Scalability means the solution can expand from a single-country pilot to a multi-market, multi-brand deployment without re-engineering. This requires:

  • Cloud-native infrastructure supporting global deployment and enterprise-grade uptime
  • Modular architecture allowing therapy-specific customization without rebuilding the core platform
  • Multi-language capability (best-in-class solutions support at least 5–6 languages)
  • White-label or co-branding options for pharma to deploy under its own brand
  • Regulatory scalability — the ability to navigate MDR/IVDR in the EU, FDA SaMD in the US, and local frameworks in other markets
  • Enterprise-grade SLAs covering uptime, data security, incident response, and update governance

R2GConnect’s Partner Fit Scoring Framework

The evaluation and selection process of a Beyond the Pill solution vendor is complex and time consuming. We recommend a Partner Fit Scoring Framework, a weighted evaluation model that produces a composite score (0–100) for each vendor.

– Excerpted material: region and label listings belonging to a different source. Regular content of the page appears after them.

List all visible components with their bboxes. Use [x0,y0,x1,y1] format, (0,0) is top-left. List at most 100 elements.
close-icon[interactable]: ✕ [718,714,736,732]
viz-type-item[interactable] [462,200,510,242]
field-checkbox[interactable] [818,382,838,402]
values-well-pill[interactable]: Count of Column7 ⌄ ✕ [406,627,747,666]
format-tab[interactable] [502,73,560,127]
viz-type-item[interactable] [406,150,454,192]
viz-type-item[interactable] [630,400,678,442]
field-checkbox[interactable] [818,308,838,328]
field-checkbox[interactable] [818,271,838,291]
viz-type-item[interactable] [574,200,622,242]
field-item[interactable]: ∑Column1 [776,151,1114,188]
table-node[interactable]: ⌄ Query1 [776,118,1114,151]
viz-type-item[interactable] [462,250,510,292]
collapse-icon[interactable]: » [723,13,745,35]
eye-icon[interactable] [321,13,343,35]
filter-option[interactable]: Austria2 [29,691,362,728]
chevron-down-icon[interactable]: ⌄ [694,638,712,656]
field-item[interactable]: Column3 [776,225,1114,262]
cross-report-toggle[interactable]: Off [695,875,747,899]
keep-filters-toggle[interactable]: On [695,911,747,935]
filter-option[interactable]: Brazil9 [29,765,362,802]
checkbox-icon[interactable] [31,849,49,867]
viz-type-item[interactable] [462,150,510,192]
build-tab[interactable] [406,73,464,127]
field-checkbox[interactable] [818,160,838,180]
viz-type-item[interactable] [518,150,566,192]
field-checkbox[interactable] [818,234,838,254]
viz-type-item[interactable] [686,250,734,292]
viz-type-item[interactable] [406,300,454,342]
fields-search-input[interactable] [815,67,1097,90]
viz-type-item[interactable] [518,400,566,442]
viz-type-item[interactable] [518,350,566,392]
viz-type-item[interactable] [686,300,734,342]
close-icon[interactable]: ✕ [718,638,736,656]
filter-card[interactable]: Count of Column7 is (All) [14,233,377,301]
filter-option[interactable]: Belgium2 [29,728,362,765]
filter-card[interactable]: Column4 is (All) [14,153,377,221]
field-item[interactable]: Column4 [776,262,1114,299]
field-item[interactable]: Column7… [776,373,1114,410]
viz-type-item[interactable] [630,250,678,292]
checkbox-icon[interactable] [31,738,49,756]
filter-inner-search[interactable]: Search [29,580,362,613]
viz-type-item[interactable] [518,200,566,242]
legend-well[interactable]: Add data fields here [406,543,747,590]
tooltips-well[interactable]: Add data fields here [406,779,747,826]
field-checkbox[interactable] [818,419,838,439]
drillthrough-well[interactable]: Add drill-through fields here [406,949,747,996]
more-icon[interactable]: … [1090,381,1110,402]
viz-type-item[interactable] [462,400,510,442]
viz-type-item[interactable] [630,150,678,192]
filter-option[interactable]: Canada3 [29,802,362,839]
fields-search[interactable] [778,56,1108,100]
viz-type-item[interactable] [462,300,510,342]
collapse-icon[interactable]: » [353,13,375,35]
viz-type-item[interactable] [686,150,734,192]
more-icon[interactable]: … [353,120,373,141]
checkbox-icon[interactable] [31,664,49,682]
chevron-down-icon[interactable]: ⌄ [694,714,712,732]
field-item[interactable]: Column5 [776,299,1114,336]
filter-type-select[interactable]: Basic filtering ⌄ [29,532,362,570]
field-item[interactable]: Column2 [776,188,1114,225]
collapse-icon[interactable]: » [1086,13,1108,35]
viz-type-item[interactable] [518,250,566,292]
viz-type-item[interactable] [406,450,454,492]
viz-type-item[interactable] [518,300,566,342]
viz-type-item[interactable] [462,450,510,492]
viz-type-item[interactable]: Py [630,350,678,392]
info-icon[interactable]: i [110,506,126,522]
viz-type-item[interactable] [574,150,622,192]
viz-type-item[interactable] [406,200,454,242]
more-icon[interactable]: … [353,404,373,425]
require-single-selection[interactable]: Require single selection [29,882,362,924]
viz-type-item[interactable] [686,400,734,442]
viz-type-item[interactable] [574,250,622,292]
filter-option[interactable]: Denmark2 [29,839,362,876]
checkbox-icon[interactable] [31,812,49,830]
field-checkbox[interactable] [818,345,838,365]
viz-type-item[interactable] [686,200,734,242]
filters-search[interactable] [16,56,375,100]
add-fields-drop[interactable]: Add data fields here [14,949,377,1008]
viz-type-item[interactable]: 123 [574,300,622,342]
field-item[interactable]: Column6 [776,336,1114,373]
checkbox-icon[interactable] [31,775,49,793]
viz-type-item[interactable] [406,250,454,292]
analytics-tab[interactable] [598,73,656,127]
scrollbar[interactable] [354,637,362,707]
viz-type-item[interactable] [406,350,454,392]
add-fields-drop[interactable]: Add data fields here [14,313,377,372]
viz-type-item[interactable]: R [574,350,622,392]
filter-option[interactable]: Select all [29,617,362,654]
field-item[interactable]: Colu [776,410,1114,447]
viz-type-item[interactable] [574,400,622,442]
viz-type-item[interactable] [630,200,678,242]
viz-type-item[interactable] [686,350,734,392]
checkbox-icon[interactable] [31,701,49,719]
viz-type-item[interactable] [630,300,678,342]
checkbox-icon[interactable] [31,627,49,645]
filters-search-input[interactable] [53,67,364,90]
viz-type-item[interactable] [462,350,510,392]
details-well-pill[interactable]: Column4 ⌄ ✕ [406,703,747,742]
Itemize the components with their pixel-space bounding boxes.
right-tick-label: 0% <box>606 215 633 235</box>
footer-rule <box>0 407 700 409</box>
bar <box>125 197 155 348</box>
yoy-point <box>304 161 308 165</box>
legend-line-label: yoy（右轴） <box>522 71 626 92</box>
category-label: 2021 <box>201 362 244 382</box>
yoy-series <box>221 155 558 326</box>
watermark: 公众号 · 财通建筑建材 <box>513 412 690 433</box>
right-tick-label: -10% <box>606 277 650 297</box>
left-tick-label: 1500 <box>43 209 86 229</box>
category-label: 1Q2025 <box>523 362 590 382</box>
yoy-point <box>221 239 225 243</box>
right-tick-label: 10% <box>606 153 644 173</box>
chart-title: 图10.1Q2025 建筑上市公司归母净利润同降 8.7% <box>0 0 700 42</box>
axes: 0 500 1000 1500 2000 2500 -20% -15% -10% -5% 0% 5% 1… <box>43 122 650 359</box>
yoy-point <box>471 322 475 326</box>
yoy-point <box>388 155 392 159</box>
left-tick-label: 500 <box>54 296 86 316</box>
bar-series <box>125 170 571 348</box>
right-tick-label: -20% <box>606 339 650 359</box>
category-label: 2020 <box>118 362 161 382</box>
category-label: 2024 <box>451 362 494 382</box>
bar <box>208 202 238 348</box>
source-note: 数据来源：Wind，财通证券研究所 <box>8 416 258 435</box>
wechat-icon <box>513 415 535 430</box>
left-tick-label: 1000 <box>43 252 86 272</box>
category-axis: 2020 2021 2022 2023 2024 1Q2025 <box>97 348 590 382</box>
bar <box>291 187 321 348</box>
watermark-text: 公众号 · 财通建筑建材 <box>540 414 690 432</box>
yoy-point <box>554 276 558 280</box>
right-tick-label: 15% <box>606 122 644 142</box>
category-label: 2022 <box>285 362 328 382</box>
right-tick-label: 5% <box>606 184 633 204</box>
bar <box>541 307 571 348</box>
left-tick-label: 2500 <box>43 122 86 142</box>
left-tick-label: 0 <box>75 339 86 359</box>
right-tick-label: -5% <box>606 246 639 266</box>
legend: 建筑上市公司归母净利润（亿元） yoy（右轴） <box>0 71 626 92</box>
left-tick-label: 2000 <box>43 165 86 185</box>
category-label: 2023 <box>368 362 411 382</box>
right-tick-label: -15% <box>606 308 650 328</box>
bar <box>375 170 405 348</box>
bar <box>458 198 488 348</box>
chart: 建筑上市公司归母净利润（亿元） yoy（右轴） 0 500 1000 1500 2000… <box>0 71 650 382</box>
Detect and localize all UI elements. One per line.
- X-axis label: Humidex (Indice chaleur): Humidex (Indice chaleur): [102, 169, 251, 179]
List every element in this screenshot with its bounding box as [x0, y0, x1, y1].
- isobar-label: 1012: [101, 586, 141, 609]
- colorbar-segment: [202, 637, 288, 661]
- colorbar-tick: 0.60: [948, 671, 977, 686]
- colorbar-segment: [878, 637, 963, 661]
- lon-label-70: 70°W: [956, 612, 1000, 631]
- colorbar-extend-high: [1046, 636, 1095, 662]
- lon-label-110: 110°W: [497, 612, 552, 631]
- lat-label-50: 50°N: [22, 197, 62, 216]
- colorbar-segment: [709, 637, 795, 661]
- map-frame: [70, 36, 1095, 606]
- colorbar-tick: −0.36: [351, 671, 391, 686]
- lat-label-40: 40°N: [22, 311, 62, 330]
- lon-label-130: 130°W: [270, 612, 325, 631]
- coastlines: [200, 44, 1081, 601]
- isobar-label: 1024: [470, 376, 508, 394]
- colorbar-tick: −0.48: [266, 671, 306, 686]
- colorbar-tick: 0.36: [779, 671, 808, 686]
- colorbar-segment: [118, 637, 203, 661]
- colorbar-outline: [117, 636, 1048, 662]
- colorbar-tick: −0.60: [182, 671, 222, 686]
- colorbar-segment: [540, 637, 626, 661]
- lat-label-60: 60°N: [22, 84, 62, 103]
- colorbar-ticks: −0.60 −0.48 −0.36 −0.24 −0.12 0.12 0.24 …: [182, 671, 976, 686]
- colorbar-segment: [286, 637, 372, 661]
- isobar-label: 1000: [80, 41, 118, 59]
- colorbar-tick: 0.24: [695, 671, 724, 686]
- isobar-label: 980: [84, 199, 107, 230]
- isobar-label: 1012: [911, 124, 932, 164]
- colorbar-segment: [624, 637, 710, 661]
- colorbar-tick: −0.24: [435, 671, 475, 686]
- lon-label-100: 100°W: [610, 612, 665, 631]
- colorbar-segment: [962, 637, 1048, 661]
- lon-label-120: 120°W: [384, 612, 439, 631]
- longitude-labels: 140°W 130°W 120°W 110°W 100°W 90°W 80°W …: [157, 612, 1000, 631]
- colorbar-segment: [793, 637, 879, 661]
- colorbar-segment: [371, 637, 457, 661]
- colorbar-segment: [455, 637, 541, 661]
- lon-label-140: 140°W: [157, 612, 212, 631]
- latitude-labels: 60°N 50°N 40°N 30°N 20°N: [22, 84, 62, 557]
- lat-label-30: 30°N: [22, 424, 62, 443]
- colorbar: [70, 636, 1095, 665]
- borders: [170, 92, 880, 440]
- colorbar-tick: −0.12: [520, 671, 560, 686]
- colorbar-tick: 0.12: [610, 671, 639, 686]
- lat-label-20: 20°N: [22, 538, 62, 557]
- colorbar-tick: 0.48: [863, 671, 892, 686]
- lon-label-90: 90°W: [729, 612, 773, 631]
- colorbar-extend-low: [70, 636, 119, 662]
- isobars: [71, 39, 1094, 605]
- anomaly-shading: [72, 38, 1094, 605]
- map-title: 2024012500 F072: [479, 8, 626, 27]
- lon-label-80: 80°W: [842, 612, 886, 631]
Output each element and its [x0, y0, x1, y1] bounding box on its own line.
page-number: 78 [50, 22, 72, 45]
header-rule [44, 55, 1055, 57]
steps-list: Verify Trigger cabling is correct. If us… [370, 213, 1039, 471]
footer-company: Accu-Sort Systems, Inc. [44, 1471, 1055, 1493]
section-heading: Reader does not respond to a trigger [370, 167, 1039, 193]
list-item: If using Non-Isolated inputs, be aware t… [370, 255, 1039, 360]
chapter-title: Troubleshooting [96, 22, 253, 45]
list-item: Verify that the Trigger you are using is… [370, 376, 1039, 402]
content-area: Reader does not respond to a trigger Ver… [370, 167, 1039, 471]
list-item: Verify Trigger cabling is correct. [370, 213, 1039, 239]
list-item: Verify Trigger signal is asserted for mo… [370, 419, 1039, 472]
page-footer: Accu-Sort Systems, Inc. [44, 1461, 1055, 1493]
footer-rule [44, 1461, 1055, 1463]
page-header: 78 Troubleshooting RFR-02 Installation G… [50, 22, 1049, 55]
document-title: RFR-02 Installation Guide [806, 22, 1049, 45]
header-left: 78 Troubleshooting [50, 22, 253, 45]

Weights need to be adjusted at the beginning of each vendor selection process:

  1. Evidence Level (20%): Peer-reviewed RCT or published study with meaningful sample size scores 100. Third-party validated pilot with independent data scores 75. Vendor claims with internal data only scores 50. No evidence or purely conceptual scores 25.
  2. Technical Maturity/Innovation Level (20%): FDA-cleared, CE-marked (IIa or higher), or enterprise-deployed across multiple sites scores 100. CE Class I with active deployments or validated MVP with paying customers scores 50–75. Prototype or pre-launch concept scores below 50.
  3. Regulatory & Compliance (10%): Full HIPAA and GDPR compliance with relevant medical device classification (CE MDR or FDA SaMD as appropriate), ISO 13485, ISO 27001, and completed cybersecurity audits scores 100. Partial compliance (e.g., GDPR only, or Class I without higher classification where required) scores 60–80. No regulatory posture, no data privacy compliance, or consumer-wellness-only positioning scores below 50.
  4. Integration Flexibility (10%): FHIR/HL7 interoperability plus proven EHR and CRM integration across multiple systems scores 100. Partial integration (API-based but limited to specific systems) scores 60–80. Standalone solution with no integration pathways scores 30–50.
  5. Market Reach & Proven Usage (10%): Multi-country pharma deployments with demonstrated HCP or patient adoption, sustained retention metrics, and enterprise SLAs scores 100. Regional deployment with pilot-stage usage data scores 60–80. Single-market, no demonstrated real-world adoption scores 30–50.
  6. Therapeutic Relevance (10%): Multi-therapy or chronic disease platform applicable across pharma portfolios scores 100. Deep single-specialty with demonstrated expansion potential scores 70–80. Narrow single-use application with limited pharma applicability scores 50.
  7. Team fit (20%): Vendor team quality and motivation are critical selection criteria, particularly given that partnerships typically extend over a minimum of one to two years. During this time, challenges and operational barriers are inevitable. Pharma companies therefore require partners who not only deliver technical capabilities, but also demonstrate resilience, proactive communication, and the ability to sustain collaboration and performance during more demanding phases of the partnership.

Takeaway

Beyond-the-pill (BtP) solutions can generate measurable value for pharmaceutical companies; however, vendor selection remains complex due to the lack of a consistent definition. The broad and often inaccurate use of the BtP label allows healthtech companies to position offerings within this category even when BtP is not a core capability or when value claims are not substantiated for relevant use cases.

To mitigate this, pharma companies need to clearly define the specific outcomes and value drivers they expect from a BtP partnership and assess potential vendors against a structured, best-in-class set of criteria. R2GConnect’s BtP vendor selection framework addresses this need by enabling decision-makers to systematically identify, benchmark, and select the most suitable partners across five solution categories—ensuring cross-functional alignment and measurable, outcome-driven impact.